Tsvangirai – who has not publicly denied reports that he had a baby boy named Ethan with a 23-year-old Bulawayo woman in March – made campaign stops in Plumtree and Masvingo at the weekend, and insisted that his chaotic private life had no bearing on his push for the presidency.

“My personal life has nothing to do with the issues that are troubling the country so people must not waste time talking about what I have done. Rather focus on programmes for progress than what is happening in Tsvangirai’s life,” he said in Plumtree.

The same defence had been offered days earlier by the United States ambassador to Zimbabwe, Charles Ray, who said Tsvangirai must be judged on performance.

"Discussing his personal life will divert us from really pertinent issues on the country’s economic development," Ray said.

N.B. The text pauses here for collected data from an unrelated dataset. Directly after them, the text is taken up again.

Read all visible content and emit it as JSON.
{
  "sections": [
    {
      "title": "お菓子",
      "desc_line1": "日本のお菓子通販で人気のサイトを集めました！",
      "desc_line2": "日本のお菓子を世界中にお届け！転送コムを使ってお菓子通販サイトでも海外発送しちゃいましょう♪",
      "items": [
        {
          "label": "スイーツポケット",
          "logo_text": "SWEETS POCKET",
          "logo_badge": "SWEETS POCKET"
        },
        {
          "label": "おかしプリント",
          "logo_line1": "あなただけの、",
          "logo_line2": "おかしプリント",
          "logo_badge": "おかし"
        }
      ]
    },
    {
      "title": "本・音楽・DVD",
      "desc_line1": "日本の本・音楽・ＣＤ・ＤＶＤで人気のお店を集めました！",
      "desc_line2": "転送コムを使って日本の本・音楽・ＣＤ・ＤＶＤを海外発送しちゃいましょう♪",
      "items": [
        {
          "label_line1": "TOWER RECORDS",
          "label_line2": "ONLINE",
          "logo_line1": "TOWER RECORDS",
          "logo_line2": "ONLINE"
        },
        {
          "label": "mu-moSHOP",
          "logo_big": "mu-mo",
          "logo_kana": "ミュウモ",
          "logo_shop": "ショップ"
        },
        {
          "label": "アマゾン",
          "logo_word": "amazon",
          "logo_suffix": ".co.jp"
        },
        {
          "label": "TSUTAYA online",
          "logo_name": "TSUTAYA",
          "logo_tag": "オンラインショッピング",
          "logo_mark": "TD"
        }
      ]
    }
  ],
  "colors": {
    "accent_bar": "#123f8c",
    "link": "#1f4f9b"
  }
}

The ambassador's comments drew sharp rebuke from Moyo, who blasted: "Ray should not poke his nose in our public life. Has he become Tsvangirai's ambassador?"

On another stop in Masvingo, Tsvangirai – whose wife Susan died in a car crash in March 2009 – claimed that it was difficult to marry a second time.

“You go here and there, and sometimes you say let me leave it. There are many stakeholders, children, friends, political party — it’s difficult to please everyone. You have to deal with all the stakeholders,” he said.